Cells of actively functioning tissues can maintain homeostasis, including due to the surrounding connective tissues, dumping metabolic waste and excess metabolites into them (for example, lactate from cells living on glycolysis). The formation of blood clots in the capillaries of the circulatory system is also a possible result of such local discharge. Structural changes can be accompanied by the loss of components, a striking example of which is osteoporosis, accompanied by the loss of the mineral component of bone tissue, mainly due to its rare use.
Thus, senile changes, which we judge about aging, are manifested primarily at the level of structural (morphological and anatomical) changes: – changes in the skeleton; changes in the connective tissue basis of organs; – an increase in the number of elements of extracellular connective tissue and its subsequent ossification. Ultimately, all slowly metabolized waste of cell life first enters the extracellular fluid and then into the blood before being excreted in the urine.
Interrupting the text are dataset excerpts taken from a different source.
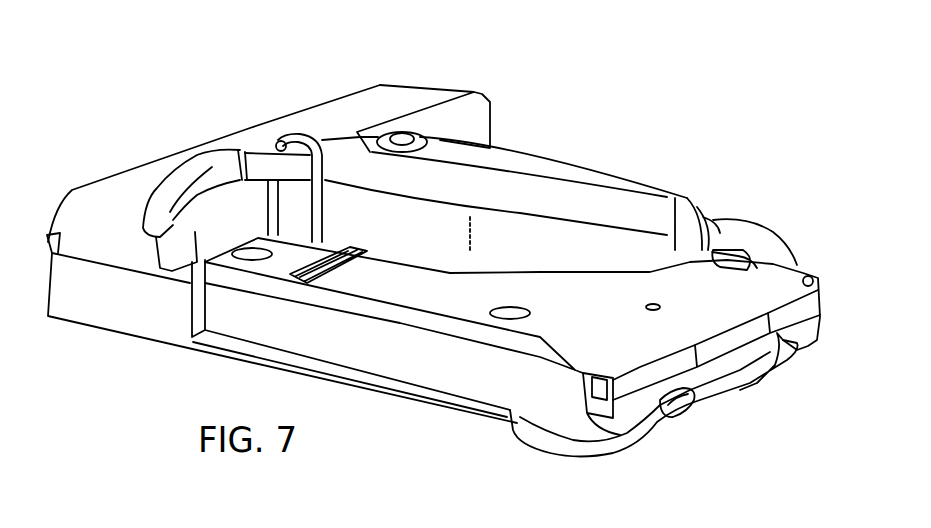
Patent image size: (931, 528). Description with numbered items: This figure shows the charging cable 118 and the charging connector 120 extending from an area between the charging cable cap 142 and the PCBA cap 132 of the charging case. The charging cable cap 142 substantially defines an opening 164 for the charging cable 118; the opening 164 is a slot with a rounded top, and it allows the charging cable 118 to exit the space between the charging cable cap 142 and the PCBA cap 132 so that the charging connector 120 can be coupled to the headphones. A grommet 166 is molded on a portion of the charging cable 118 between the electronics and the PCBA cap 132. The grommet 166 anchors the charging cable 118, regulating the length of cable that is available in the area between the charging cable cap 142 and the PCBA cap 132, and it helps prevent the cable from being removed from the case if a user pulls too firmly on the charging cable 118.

The charging cable 118 is at (250, 150).
The charging connector 120 is at (170, 187).
The PCBA cap 132 is at (683, 274).
The charging cable cap 142 is at (528, 170).
The opening 164 is at (281, 141).
The grommet 166 is at (716, 215).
Structural pathological changes in cells, tissues and organs act as secondary pathogenic factors, entailing malfunctions of functional elements.
The second category of free energy expenditures includes the costs of operating security systems and overcoming metabolic chaos in the form of diseases, which I wrote about above. The more energy is spent on the operation of security systems and on overcoming metabolic chaos, the less it remains for vital functions and the lower the average life expectancy. One of the results of metabolic chaos, manifested in the form of inflammation that accompanies many diseases, is an increase in body temperature, indicating a decrease in the efficiency of bioenergetic mechanisms.